Note que a probabilidade de 95% no exemplo é calculada antes de a amostra ter sido coletada. Em outras palavras, podemos interpretar que, se gerarmos vários bancos de dados independentes da mesma população, então \(\mu\) pertencerá a cerca de 95% dos intervalos gerados por meio destes bancos de dados. Contudo, após um particular banco de dados ser coletado, ou \(\mu\) está dentro do intervalo calculado ou não está. A confiança de um particular intervalo gerado não é a probabilidade de que o parâmetro pertença a ele.
Estudo de simulação
Podemos utilizar um estudo de simulação para afiar nossa intuição sobre esta interpretação. A vantagem de um estudo de simulação é que ele é uma dos raros casos em que sabemos quais são os parâmetros populacionais que geram a amostra. Assim, podemos verificar empiricamente se nossos métodos estão funcionando adequadamente. Neste exemplo, geraremos uma amostra em que \(\mu = 10\), \(\sigma = 1\) e fixaremos \(\alpha=0.05\).
mu = 10
sigma = 1
n = 36
alpha = 0.05
x = rnorm(n, mu, sigma)
Para gerar um intervalo de confiança, podemos usar o código abaixo:
ic = function(x, alpha)
{
l = mean(x) - qnorm(1-alpha/2)*sigma/sqrt(n)

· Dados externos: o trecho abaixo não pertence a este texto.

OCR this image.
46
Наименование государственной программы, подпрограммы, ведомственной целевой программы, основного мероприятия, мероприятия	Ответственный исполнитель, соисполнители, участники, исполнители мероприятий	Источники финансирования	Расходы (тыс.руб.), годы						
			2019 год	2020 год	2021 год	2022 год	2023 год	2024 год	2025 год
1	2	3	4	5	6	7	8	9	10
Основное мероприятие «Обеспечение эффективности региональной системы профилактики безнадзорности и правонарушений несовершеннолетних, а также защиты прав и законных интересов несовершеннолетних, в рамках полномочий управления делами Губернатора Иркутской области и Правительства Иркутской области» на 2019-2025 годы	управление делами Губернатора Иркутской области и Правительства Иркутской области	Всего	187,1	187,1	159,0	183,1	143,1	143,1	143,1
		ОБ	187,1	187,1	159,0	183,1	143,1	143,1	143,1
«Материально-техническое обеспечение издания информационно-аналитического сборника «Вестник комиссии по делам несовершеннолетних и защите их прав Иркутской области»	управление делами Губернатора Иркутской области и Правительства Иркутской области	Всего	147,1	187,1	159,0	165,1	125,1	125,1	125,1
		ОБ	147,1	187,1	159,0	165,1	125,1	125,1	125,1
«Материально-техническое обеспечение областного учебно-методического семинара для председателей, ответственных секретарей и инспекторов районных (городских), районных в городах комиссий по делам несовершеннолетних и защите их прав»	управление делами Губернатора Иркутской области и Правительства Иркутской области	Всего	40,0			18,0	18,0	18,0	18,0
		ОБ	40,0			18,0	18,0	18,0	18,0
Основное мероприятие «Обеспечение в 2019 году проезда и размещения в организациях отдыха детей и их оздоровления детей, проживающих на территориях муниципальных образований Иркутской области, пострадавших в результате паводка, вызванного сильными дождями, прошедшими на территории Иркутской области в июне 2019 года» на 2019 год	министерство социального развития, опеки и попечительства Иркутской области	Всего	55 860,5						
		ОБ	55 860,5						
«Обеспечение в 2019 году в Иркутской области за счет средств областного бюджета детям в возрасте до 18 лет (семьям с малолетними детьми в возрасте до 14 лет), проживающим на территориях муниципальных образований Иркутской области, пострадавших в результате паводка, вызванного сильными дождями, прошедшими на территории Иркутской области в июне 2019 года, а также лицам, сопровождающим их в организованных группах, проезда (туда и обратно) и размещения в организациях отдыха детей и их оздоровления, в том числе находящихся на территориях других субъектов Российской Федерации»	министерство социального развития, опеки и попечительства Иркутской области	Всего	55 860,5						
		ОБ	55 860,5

u = mean(x) - qnorm(alpha/2)*sigma/sqrt(n)
c(l, u)
}
Suscintamente, a função ic nos retorna dois valores: o limite inferior e o limite superior do intervalo de confiança. Usando estes esclarecimentos, a função ic nos retorna exatamente o intervalo de confiança que vimos em aula. Para esta simulação, temos o intervalo:
library(tidyverse)
ic_obs = ic(x, alpha)
ic_obs %>% round(2)
## [1] 9.92 10.58
Como neste estudo de simulação sabemos que \(\mu = 10\), podemos verificar empiricamente se, para esta amostra, \(\mu\) pertence ao intervalo de confiança. Isto é, se \(\mu\) é inferior ao limite superior do intervalo e superior ao limite inferior do intervalo.
(mu <= ic_obs[2]) && (mu >= ic_obs[1])
## [1] TRUE
É por isso que neste curso que dizemos que, após a amostra ser observada, é falso que a probabilidade de o intervalo obtido conter o parâmetro é \(1-\alpha\). De fato, após a amostra ser observada, podemos a princípio verificar se \(\mu\) está ou não no intervalo, então a probabilidade é \(0\) ou \(1\). A única dificuldade prática é que, fora de um estudo de simulação, raramente sabemos o valor de \(\mu\). Então não é possível realizar diretamente essa verificação.
Então o que significa termos confiança de \(1-\alpha\) sobre o intervalo? Como vimos, esta garantia deve ser interpretada realizando um experimento mental em que coletamos os mesmos dados inúmeras vezes e independentemente. Se para conjunto de dados coletado construirmos um intervalo de confiança, \(1-\alpha\) destes intervalos vão conter o valor de \(\mu\).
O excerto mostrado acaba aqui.